Friday, July 26, 2024

Discovery of oldest DNA breaks record by one million years

(University of Cambridge) Two-million-year-old DNA has been identified for the first time – opening a “game-changing” chapter in the history of evolution.

Microscopic fragments of environmental DNA were found in Ice Age sediment in northern Greenland. Using cutting-edge technology, researchers determined that the fragments are one million years older than the previous record for DNA sampled from a Siberian mammoth bone.

The ancient DNA has been used to map a two-million-year-old ecosystem that weathered extreme climate change.

The discovery was made by a team of scientists led by professors Eske Willerslev and Kurt Kjær. Willerslev is a Fellow of St John’s College, University of Cambridge, and director of the Lundbeck Foundation GeoGenetics Center at the University of Copenhagen, at which geology expert Kjær is also based.

The results of the 41 usable samples found hidden in clay and quartz are published today in Nature.

“A new chapter spanning one million extra years of history has finally been opened, and for the first time we can look directly at the DNA of a past ecosystem that far back in time,” Willerslev said.

“DNA can degrade quickly, but we’ve shown that under the right circumstances, we can now go back further in time than anyone could have dared imagine.”

Added Kjær: “The ancient DNA samples were found buried deep in sediment that had built up over 20,000 years. The sediment was eventually preserved in ice or permafrost and, crucially, not disturbed by humans for two million years.”

The incomplete samples, a few millionths of a millimetre long, were taken from the København Formation, a sediment deposit almost 100 metres thick tucked in the mouth of a fjord in the Arctic Ocean in Greenland’s northernmost point. The climate in Greenland at the time varied between Arctic and temperate and was between 10-17C warmer than Greenland is today. The sediment built up in a shallow bay.

Scientists discovered evidence of animals, plants, and microorganisms including reindeer, hares, lemmings, birch and poplar trees. Researchers even found that Mastodon, an Ice Age mammal, roamed as far as Greenland before becoming extinct. Previously, it was thought the range of the elephant-like animals did not extend from its known origins of North and Central America.

Detective work by 40 researchers from Denmark, the U.K., France, Sweden, Norway, the U.S., and Germany unlocked the secrets of the fragments of DNA. The process was painstaking – first they needed to establish whether there was DNA hidden in the clay and quartz, and if there was, could they successfully detach the DNA from the sediment to examine it? The answer, eventually, was yes. The researchers compared every DNA fragment with extensive libraries of DNA collected from present-day animals, plants, and microorganisms. A picture began to emerge of the DNA from trees, bushes, birds, animals, and microorganisms.

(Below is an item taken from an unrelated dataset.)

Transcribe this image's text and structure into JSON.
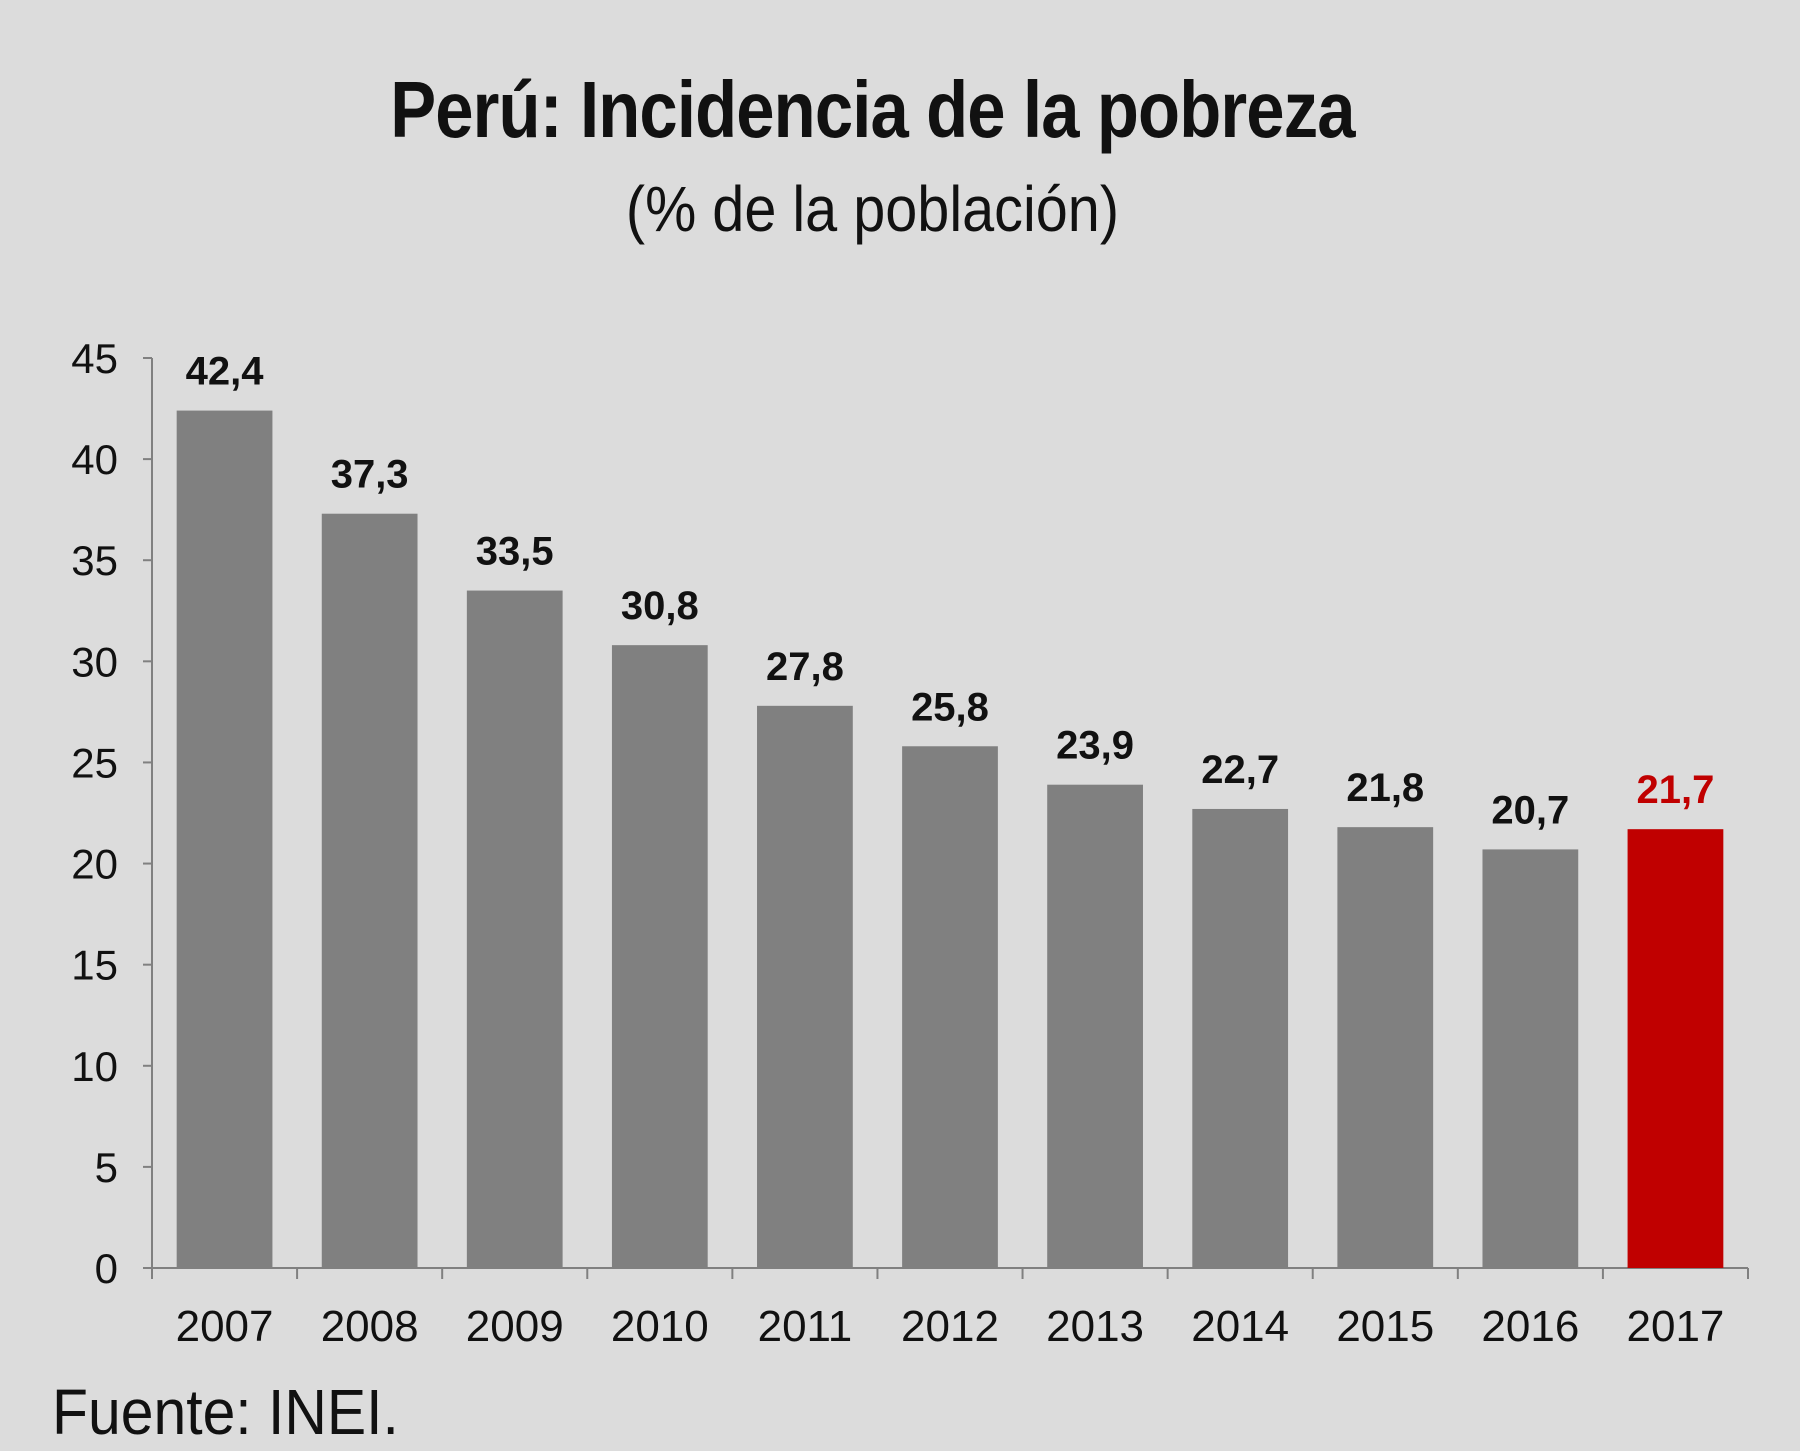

Some of the DNA fragments were easy to classify as predecessors to present-day species, others could only be linked at genus level, and some originated from species impossible to place in the DNA libraries of animals, plants and microorganisms still living in the 21st century.

The two-million-year-old samples help academics build a picture of a previously unknown stage in the evolution of the DNA of a range of species still in existence.

“Expeditions are expensive, and many of the samples were taken back in 2006 when the team were in Greenland for another project,” Kjær said. “They have been stored ever since.

“It wasn’t until a new generation of DNA extraction and sequencing equipment was developed that we’ve been able to locate and identify extremely small and damaged fragments of DNA in the sediment samples. It meant we were finally able to map a two-million-year-old ecosystem.”